Dramatic increases can be seen through testing different copy text, form layouts and even landing page images and background colours.
However, not all elements produce the same increase in conversions, and by looking at the results from different tests, it is possible to identify those elements that consistently tend to produce the greatest increase in conversions.”
SOURCE: Wikipedia
Step 3. Make changes based on your observations
It’s this final step that often gets lost or is rarely achieved. Time is invested in capturing the data, but the final step in the process is delayed or not explored further often with the excuse of “we’re busy”, “we don’t have time for this”. Plan the time before you begin the process. Consider a recurring quarterly review meeting, designate one or two team members to own the process, capture the data and report back to the team.
However you choose to review your A/B testing results, make sure the process is collaborative. Different team members will have varying views on individual campaigns, they may be more familiar with the audience and be in a better position to explains any spikes in engagement.
Try this “High-Value” example
Unlike our colleagues marketing airfares, shoes or handbags, we rarely have the number of contacts in our campaigns to derive any real empirical value from an A/B test, so a different approach is needed and more time is needed. What our colleagues in a low value environment may achieve in minutes, could take us weeks or even months.
I have a client that created an A/B testing strategy that took place over 12 months. I should point out that it was created on the back of a robust overall marketing plan of which Eloqua was just one part. This client doesn’t “shoot from the hip”, they know in March the campaigns they’ll be running in October – they’re organised.
One aspect of their A/B testing related to unique open rates and email subject lines.

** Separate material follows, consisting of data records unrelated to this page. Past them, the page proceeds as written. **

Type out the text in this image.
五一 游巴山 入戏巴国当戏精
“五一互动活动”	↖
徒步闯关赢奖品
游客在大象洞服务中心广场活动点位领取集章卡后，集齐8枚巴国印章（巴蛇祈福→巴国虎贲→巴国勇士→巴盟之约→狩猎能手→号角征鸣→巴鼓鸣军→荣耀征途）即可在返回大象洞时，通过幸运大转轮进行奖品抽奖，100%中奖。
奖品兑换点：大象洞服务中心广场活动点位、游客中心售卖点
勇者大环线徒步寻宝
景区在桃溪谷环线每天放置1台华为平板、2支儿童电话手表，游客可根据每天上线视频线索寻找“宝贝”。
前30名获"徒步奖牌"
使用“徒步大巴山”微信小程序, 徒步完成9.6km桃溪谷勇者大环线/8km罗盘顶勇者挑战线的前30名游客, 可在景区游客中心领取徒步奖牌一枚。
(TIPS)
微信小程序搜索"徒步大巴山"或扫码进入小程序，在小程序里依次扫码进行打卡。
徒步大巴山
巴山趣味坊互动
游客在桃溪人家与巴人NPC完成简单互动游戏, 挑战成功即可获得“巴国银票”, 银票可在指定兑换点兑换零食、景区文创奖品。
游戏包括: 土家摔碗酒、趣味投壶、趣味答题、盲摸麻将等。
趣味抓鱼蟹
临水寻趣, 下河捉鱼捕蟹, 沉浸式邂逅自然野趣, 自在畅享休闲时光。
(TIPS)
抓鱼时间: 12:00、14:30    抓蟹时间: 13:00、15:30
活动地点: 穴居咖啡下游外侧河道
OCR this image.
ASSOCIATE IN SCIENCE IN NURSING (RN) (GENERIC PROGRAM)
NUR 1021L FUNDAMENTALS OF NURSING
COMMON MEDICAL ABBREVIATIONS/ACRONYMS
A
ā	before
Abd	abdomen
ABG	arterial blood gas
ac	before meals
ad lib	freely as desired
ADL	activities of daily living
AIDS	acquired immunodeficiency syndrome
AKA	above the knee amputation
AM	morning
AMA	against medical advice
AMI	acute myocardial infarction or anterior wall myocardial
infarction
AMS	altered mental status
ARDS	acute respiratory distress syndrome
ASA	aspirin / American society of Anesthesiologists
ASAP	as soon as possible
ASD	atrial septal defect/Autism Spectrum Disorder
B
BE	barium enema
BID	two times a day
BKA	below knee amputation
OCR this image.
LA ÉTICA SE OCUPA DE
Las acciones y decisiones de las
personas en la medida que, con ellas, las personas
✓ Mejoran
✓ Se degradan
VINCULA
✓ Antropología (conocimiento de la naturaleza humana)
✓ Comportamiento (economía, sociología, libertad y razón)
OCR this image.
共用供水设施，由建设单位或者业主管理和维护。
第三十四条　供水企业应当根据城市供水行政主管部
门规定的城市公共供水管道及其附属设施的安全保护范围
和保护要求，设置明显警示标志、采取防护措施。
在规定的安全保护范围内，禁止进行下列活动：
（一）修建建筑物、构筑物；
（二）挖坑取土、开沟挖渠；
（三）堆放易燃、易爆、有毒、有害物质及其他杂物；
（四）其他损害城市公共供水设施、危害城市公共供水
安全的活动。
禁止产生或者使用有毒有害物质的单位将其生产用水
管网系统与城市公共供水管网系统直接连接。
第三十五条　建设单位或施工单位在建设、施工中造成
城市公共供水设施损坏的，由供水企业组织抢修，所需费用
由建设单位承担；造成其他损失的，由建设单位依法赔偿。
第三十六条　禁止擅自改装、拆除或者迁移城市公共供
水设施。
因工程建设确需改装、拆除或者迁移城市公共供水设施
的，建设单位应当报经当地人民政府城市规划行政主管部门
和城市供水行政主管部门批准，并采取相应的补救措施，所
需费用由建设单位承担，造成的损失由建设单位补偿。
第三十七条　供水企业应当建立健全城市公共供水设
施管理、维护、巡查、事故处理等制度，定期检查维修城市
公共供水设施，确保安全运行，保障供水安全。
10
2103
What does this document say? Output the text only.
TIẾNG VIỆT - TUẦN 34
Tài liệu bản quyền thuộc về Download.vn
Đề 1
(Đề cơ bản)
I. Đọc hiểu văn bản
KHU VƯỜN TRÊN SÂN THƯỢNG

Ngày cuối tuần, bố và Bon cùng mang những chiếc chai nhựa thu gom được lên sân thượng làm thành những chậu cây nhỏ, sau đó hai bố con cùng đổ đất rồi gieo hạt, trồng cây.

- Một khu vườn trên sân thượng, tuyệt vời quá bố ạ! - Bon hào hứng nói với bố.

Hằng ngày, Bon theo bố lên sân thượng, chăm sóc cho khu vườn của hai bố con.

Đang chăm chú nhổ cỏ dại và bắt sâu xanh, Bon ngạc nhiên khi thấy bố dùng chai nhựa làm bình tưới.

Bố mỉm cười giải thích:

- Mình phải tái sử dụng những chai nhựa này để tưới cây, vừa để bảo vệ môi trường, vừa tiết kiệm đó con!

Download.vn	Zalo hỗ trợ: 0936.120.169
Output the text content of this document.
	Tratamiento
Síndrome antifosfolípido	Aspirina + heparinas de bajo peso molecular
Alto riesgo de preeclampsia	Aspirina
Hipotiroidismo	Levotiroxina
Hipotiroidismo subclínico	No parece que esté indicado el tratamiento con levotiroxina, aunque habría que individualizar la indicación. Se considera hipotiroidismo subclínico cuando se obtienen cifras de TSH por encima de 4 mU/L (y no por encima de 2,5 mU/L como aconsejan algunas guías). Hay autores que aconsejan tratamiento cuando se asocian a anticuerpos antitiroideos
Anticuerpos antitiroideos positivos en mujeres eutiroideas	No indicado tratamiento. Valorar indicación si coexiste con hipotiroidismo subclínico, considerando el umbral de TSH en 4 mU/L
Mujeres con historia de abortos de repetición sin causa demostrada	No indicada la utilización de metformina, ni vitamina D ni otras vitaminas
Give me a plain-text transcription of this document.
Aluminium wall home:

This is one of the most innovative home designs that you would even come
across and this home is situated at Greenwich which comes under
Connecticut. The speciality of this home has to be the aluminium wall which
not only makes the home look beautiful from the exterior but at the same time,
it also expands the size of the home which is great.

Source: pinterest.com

It was essentially as follows:
- Select a range of subject lines for event emails. Some were as simple as “You’re invited [first.name]” while others were content/subject specific to the event. Segments were split 50/50 (or A/B) using Eloqua’s Multi-Step campaign canvas – not using Eloqua’s Simple Email Campaign.
- Once each event campaign had concluded the client captured the unique performance of each email making note of the unique open rate, given it was subject lines they were measuring
- The key difference here for A/B testing experts is that the entire segment was split into two groups A and B.
My top 5 tips for High Value B2B marketers & their A/B testing
- Set an objective for your A/B testing, what are you wanting to measure?
- Be clear about your audience, are you marketing high or low value products or services?
- Develop your own email engagement benchmark from your own Oracle Eloqua Insight data.
- Determine an approach to your A/B testing that is most appropriate for your team and audience size.
- Lock in dates for regular reviews of the data captured and determine possible changes in your email design or copy development to improve your overall campaign performance.